FluGen Inc., a Madison company that is trying to develop a safer flu vaccine, pulled in the biggest grant: almost $700,000. The money will help the company move into clinical trials its first product, a “virtually pain free” microneedle patch that delivers traditional flu vaccine into the skin, said Paul V. Radspinner, FluGen’s president and chief executive.
“We’re in the middle of a financing round, but boy (the grant) takes the pressure off,” Radspinner said. FluGen previously raised $2.2 million from outside investors in a first funding round.
The Qualifying Therapeutic Discovery Project was part of health care reform legislation passed earlier this year.

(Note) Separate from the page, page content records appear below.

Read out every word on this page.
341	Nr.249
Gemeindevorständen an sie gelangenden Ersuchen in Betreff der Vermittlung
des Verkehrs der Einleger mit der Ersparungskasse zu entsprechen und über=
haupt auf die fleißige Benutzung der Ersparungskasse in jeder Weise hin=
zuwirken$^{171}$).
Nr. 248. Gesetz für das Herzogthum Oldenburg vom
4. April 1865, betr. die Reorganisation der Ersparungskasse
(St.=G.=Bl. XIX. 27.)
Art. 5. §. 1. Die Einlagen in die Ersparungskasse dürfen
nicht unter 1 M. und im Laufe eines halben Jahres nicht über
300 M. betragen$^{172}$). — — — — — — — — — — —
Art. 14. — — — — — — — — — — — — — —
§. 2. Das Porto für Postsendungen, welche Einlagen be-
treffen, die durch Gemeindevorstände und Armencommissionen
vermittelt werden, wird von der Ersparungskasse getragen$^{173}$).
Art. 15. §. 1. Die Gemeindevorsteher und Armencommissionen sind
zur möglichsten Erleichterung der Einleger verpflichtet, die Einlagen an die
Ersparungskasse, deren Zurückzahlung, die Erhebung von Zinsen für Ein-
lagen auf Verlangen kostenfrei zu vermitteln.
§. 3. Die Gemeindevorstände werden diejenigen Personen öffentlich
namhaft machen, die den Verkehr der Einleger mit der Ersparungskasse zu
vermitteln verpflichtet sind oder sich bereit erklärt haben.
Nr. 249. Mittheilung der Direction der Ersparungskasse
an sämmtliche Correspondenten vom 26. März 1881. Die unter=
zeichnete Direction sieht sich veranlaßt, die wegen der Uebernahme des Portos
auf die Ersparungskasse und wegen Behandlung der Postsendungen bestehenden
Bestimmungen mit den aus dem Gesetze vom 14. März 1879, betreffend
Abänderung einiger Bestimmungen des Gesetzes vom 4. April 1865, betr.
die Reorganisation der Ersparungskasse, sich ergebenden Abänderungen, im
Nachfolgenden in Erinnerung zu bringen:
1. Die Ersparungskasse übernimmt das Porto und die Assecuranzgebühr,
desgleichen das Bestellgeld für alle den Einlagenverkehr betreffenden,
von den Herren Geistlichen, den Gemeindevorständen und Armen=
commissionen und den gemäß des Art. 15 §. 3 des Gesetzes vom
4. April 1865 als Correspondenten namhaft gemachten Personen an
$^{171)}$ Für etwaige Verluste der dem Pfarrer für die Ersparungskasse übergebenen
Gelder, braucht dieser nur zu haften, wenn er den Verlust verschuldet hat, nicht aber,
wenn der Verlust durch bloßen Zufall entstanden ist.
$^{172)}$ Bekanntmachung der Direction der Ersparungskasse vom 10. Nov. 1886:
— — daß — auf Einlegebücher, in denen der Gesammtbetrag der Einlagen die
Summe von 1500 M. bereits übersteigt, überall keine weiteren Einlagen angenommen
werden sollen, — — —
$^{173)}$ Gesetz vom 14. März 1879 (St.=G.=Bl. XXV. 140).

The program provides grants or tax credits to companies of fewer than 250 employees to help create and sustain high-paying jobs and to advance the nation’s competitiveness in life sciences.
The IRS in conjunction with the National Institutes of Health decided which companies would receive the grants, said Kathy Collins, business development director at BioForward, a trade association for Wisconsin’s biotech industry.
More than 5,600 companies applied for the grants and at least 4,000 companies were expected to receive them, according to BIO, the national trade organization for the biotech industry.
Applicants requested more than $10 billion, which exceeds estimates of the amount of research and development done by biotech companies with fewer than 250 employees, BIO said.
FluGen got the biggest grant among Wisconsin companies that responded to BioForward’s survey.
The smallest grant was for $4,000, and most were around $245,000, Collins said.
“This is an innovative new program that will support further biotech development in Wisconsin and the rest of the country,” Collins said.
To qualify, the companies had to show reasonable potential to produce a new therapy to prevent, detect or treat chronic or acute disease and conditions; reduce long-term health costs; or significantly advance the goal of curing cancer within a 30-year period.
Among state firms that said they received grants were several that received $244,500 each:
- Madison-based Exact Sciences Corp. will use its grant money to aid development of Cologuard, its DNA test for colon cancer. The test would work by detecting specific altered DNA sequences in cells that are shed into the stool from pre-cancerous or cancerous polyps. A colonoscopy would be required to confirm abnormalities. The company plans to begin a clinical trial next year.
- Madison-based Flex Biomedical Inc. will use its grant money to bring its Flex Polymer for treating osteoarthritis closer to regulatory approval. Flex’s synthetic, injectable polymer could relieve pain and protect cartilage from further degradation, slowing down the progression of osteoarthritis.
- Fitchburg-based NanoMedex Pharmaceuticals Inc. will use its grant money for development and clinical trials of its first product, Microfol, a new formulation of propofol, a common anesthetic.